Beware of the inverted yield curve

By Morf Morford

Tacoma Daily Index

The idea of yield curves, inverted or not, might make most of us roll our eyes and zone out, but the principle is very simple.

Under normal, stable economic conditions, to put it simply, we expect the future to be more prosperous than the present.

Underlying all of our other career or investment strategies is the shared belief that tomorrow will be better than today.

In response, a normal yield curve reflects higher interest rates for 30-year bonds as opposed to 10-year bonds.

If you think about it, if you are lending your money for a longer period of time, you expect to earn a higher return.

A longer period of time increases the probability of unexpected negative events – but also allows more recovery time.

An inverted yield curve occurs due to the perception of long-term investors that interest rates will decline in the future.

This can happen for a number of reasons, but one of the main reasons is the expectation of a decline in inflation.

Yes, you read that right, a DECLINE in inflation.

As a reminder, inflation is an economic concept that refers to increases in the price level of goods over a set period of time.

The rise in the price level is an indicator that the currency in a given economy loses purchasing power (less can be bought with the same amount of money).

In other words, inflation is not exactly that the costs of products go up, but that the value of our dollars to purchase products goes down.

When the yield curve starts to shift toward an inverted shape, it is perceived as a leading indicator of an economic downturn. Such interest rate changes have historically reflected the market sentiment and expectations of the economy.

In fact an inverted yield curve is widely read as a sign of impending economic recession, a significant decline in economic activity that lasts for months or even years.

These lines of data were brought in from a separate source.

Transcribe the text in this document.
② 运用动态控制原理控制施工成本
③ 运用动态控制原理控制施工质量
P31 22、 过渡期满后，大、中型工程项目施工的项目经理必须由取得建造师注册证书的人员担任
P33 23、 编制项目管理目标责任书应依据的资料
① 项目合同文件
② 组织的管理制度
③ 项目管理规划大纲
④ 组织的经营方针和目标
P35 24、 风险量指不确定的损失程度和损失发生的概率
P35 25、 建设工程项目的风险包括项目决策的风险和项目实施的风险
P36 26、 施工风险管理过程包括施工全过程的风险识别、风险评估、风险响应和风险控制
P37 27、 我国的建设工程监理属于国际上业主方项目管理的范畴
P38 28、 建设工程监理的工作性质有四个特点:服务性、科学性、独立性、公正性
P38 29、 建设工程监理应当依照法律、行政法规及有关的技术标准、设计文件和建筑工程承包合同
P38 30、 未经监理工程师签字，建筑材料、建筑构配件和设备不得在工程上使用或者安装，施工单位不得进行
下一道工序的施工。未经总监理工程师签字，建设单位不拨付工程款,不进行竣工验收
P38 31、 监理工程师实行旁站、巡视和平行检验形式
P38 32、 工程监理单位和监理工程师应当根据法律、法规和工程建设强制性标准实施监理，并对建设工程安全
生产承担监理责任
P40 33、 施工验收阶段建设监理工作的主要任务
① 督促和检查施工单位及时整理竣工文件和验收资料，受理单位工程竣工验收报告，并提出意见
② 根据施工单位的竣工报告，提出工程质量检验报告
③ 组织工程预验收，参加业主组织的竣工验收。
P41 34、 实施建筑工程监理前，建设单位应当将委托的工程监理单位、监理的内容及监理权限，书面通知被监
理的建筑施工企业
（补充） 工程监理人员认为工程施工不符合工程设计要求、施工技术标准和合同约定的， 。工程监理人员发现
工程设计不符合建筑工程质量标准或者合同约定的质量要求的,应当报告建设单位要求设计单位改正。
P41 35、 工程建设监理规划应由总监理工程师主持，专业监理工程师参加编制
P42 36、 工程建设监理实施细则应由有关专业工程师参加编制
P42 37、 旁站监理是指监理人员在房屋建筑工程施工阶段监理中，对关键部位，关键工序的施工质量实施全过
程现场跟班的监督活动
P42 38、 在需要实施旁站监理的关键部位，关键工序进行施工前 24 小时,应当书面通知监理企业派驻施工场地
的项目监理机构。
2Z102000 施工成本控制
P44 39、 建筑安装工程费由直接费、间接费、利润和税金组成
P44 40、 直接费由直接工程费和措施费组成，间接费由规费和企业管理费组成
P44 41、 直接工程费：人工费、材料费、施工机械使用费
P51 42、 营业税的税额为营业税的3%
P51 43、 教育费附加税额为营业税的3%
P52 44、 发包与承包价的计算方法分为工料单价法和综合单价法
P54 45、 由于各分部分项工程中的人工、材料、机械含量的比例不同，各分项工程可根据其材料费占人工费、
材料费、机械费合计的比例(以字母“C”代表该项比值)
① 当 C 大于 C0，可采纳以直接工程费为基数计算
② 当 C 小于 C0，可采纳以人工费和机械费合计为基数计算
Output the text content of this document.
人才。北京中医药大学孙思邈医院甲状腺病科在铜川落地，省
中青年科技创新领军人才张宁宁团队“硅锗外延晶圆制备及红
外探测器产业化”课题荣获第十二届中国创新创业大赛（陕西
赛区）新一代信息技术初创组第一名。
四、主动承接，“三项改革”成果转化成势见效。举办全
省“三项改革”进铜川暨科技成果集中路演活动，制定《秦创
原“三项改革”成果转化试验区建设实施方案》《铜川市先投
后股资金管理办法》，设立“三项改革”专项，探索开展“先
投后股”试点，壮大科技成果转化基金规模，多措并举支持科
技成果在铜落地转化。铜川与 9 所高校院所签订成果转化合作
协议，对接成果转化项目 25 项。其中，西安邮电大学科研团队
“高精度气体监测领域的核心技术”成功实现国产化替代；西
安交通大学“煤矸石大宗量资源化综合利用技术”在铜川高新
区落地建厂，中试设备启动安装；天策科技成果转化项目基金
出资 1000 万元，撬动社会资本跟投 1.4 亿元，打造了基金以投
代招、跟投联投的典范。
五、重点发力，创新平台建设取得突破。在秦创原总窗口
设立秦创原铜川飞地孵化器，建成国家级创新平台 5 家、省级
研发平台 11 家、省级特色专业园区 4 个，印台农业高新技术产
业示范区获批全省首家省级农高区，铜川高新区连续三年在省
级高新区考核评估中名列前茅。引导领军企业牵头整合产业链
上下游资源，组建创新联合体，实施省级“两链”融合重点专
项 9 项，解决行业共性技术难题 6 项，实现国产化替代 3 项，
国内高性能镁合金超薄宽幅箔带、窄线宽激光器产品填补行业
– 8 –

According to the Federal Reserve Bank of San Francisco, the yield curve has inverted before each recession since 1955, with the economy taking a hit between six and 24 months following the beginning of the inversion.

That makes seven recessions preceded by inverted yield curves.

The yield curve, like every indicator or form of measurement, does not cause recession but only represents how bond traders (among others) see the economy evolving over the coming years.

The yield curve inverts when traders sell short-term bonds and park money in long-term bonds.

It’s a sign that investors expect long-term interest rates to decline, which typically happens during economic slow downs or recessions.

The curve is usually upward sloping, with longer-duration bonds offering a higher yield than short-duration ones. That’s because, both the risk of investment falling in value and growth prospects are higher with longer-duration bonds than shorter ones.

In other words, as we are seeing inflation increase, long term investors are seeing an end, or even decline in inflation and, as interest rates are increasing, and expected to increase even more, at least in the next year or two (or three), the long term prognosis is that they will decline in the foreseeable future.

To put this in every day language, this type of yield curve is said to be in the state of backwardation.

In response, many investors want to keep their assets relatively liquid. The result is that a 5-year note pays more than a 10-year note. And a 10-year note pays more than a 30-year note.

Inverted yield curve is of course a semi-technical term.

Inflation, as many of see every time we buy anything, means everything is getting more expensive by the day.

A decline in inflation seems like an answer to all of our financial problems – until we experience it.

The same with interest rates – they only go down because the shared faith in our economy is going down.

The cost of money, like the cost of gas, goes up as the demand increases.

The long term value of our dollar increases only as our faith in it increases.

And its value falls as our faith falters.

Where do you see yourself in five years?

A common job interview question used to be “Where do you see yourself in five years?”.

Yield curves, inverted or not, are a leading indicator, not only of our economy, but of our shared faith in where it is going.

In other words, the yield curve is where those who look closely at monetary policy see the entire economy in five, or ten or thirty years. From almost any perspective, the underlying economy looks vulnerable to economic and market forces in ways few of us could have imagined just a few years ago.

From production to supply chain disruptions to wars and upheavals around the world, the stresses and fractures points on a transport-based global economy are too many to keep track of, and they all leave their mark on an increasingly interconnected market.

As with any barometer or measurement, from body temperature to fuel tank level, inverted is rarely a positive indicator.

Yield curves, as mind-numbing as they might be, inverted or not, are just a monitor, a body temperature if you will, of our overall economic health and vitality.